The Sunday Mail
This month, infertility takes centre stage as the world commemorates World Infertility Awareness Month.
In June infertility issues faced by people around the world each year are highlighted, clearing the misconception that infertility affects only a small part of the population, but as many as 48.5 million couples experience some form of infertility.
Addressing journalists, Merck Foundation chief executive officer, Dr Rasha Kelej, said World Infertility Awareness Month will be an annual event with health partners.
Dr Kelej called for the creation of a culture shift and to break infertility stigma against women and couples in general, in concordance with Merck Foundation’s More than a Mother flagship programme which was created to eliminate stigma in Africa.

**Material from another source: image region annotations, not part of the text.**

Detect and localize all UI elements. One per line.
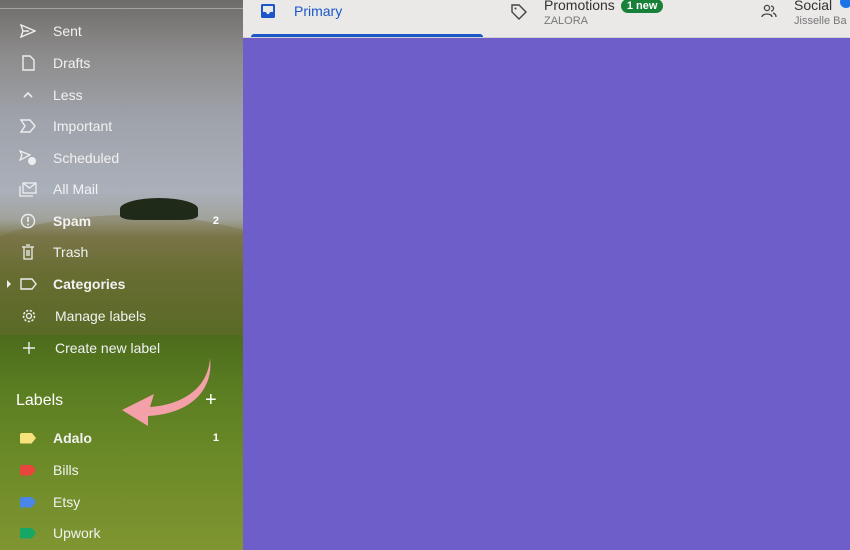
send-icon bbox=[18, 21, 38, 41]
sidebar-item-categories[interactable]: Categories bbox=[0, 270, 243, 298]
tab-social[interactable]: Social Jisselle Ba bbox=[751, 0, 850, 37]
tab-label: Primary bbox=[294, 3, 343, 19]
label-name: Bills bbox=[53, 462, 79, 478]
sidebar-item-all-mail[interactable]: All Mail bbox=[0, 175, 243, 203]
label-outline-icon bbox=[18, 274, 38, 294]
sidebar-item-label: Less bbox=[53, 87, 83, 103]
label-item-upwork[interactable]: Upwork bbox=[0, 519, 243, 547]
spam-icon bbox=[18, 211, 38, 231]
label-item-adalo[interactable]: Adalo 1 bbox=[0, 424, 243, 452]
sidebar-item-manage-labels[interactable]: Manage labels bbox=[0, 302, 243, 330]
inbox-icon bbox=[260, 3, 278, 21]
scheduled-icon bbox=[18, 148, 38, 168]
chevron-up-icon bbox=[18, 85, 38, 105]
tab-sender: ZALORA bbox=[544, 15, 589, 27]
tab-label: Social bbox=[794, 0, 833, 13]
trash-icon bbox=[18, 242, 38, 262]
sidebar-item-scheduled[interactable]: Scheduled bbox=[0, 144, 243, 172]
label-name: Upwork bbox=[53, 525, 101, 541]
sidebar-item-label: Spam bbox=[53, 213, 92, 229]
label-item-bills[interactable]: Bills bbox=[0, 456, 243, 484]
add-label-button[interactable]: + bbox=[205, 390, 217, 410]
divider bbox=[0, 8, 243, 9]
unread-count: 2 bbox=[212, 215, 219, 227]
all-mail-icon bbox=[18, 179, 38, 199]
sidebar-item-less[interactable]: Less bbox=[0, 81, 243, 109]
sidebar-item-spam[interactable]: Spam 2 bbox=[0, 207, 243, 235]
tab-label: Promotions bbox=[544, 0, 615, 13]
people-icon bbox=[760, 3, 778, 21]
label-name: Etsy bbox=[53, 494, 81, 510]
sidebar-item-label: Sent bbox=[53, 23, 82, 39]
gear-icon bbox=[19, 306, 39, 326]
sidebar-item-important[interactable]: Important bbox=[0, 112, 243, 140]
annotation-arrow bbox=[122, 358, 211, 426]
label-tag-icon bbox=[18, 523, 38, 543]
new-badge: 1 new bbox=[620, 0, 664, 13]
label-tag-icon bbox=[18, 428, 38, 448]
labels-heading: Labels bbox=[16, 392, 64, 409]
label-name: Adalo bbox=[53, 430, 92, 446]
sidebar-item-label: Categories bbox=[53, 276, 126, 292]
sidebar-item-label: Trash bbox=[53, 244, 89, 260]
active-tab-indicator bbox=[251, 34, 483, 37]
expand-caret-icon[interactable] bbox=[7, 280, 11, 288]
tag-icon bbox=[510, 3, 528, 21]
sidebar-item-label: Scheduled bbox=[53, 150, 120, 166]
sidebar-item-label: Important bbox=[53, 118, 113, 134]
important-icon bbox=[18, 116, 38, 136]
category-tabs: Primary Promotions 1 new ZALORA Social Ji… bbox=[243, 0, 850, 38]
label-tag-icon bbox=[18, 492, 38, 512]
main-content: Primary Promotions 1 new ZALORA Social Ji… bbox=[243, 0, 850, 550]
tab-promotions[interactable]: Promotions 1 new ZALORA bbox=[503, 0, 743, 37]
sidebar-item-label: All Mail bbox=[53, 181, 99, 197]
plus-icon bbox=[19, 338, 39, 358]
sidebar-item-sent[interactable]: Sent bbox=[0, 17, 243, 45]
social-badge bbox=[840, 0, 850, 8]
sidebar-item-trash[interactable]: Trash bbox=[0, 238, 243, 266]
sidebar-item-label: Drafts bbox=[53, 55, 91, 71]
unread-count: 1 bbox=[212, 432, 219, 444]
label-item-etsy[interactable]: Etsy bbox=[0, 488, 243, 516]
tab-sender: Jisselle Ba bbox=[794, 15, 847, 27]
sidebar-item-drafts[interactable]: Drafts bbox=[0, 49, 243, 77]
sidebar-item-label: Manage labels bbox=[55, 308, 147, 324]
label-tag-icon bbox=[18, 460, 38, 480]
sidebar: Sent Drafts Less Important Scheduled All… bbox=[0, 0, 243, 550]
draft-icon bbox=[18, 53, 38, 73]
tab-primary[interactable]: Primary bbox=[243, 0, 488, 37]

She pointed out that women are discriminated against, abused, because of their inability to have a child, when it takes both a man and woman to do so.
“What we are saying is, it takes men and women to have a child. And men contribute 40 percent while women also contribute 40 percent with the 20 percent as environmental reasons. Why, then, do we target only women as the cause of infertility,” Dr Kelej said.
She said that infertility in Africa is very high and caused by various factors, including untreated sexually transmitted diseases (STDs) among others.
Tubal factors, which are blockages, or obstructions in the fallopian tubes, also play a part in infertility. Blockages can be caused by endometriosis, pelvic infection, or a previous pelvis surgery.
In Zimbabwe Merck Foundation together with First Lady Dr Auxillia Mnangagwa provided around 100 scholarships of one-year diploma and two-year master degree in many critical and underserved medical specialties including fertility and embryology, oncology, diabetes, preventive cardiovascular, endocrinology, sexual and reproductive medicine, respiratory medicine, acute medicine, and clinical microbiology, infectious diseases and more to young doctors.
Meanwhile, Zimbabwe’s Lynn Chipendo’s song on breaking infertility stigma won third prize at the Merck Foundation’s song awards announced yesterday.
Fourteen other winners also scooped various prizes.
“I am extremely happy to announce today the winners of our Merck Foundation song awards “More Than a Mother” and “Diabetes and Hypertension” in partnership with my dear sisters, African First Ladies. Congratulations to all 15 winners. We received several entries from talented singers and musicians from across Africa.
“I appreciate all the work created by the young talents, their efforts are visible in the quality of music they have produced and the lyrics have beautifully conveyed important social messages on the theme of the awards,” said Dr Kelej.
The theme of “More Than a Mother” song awards was to raise awareness on social issues that include breaking infertility stigma, supporting girl education and women empowerment.
Other social issues include ending child marriage, ending female genital mutilation (FGM), and/or stopping gender based violence (GBV) at all levels.
The theme of “Diabetes and Hypertension” song awards was to promote a healthy lifestyle and raise awareness about prevention and early detection of Diabetes and Hypertension in African countries.
“I have always believed that through music and art, problems can be felt, which further stimulates feelings and leads to engagement and action. Hence, we introduced our song awards. We have also produced over 30 songs and music videos to address many of these critical and sensitive issues in Africa” added Dr Kelej.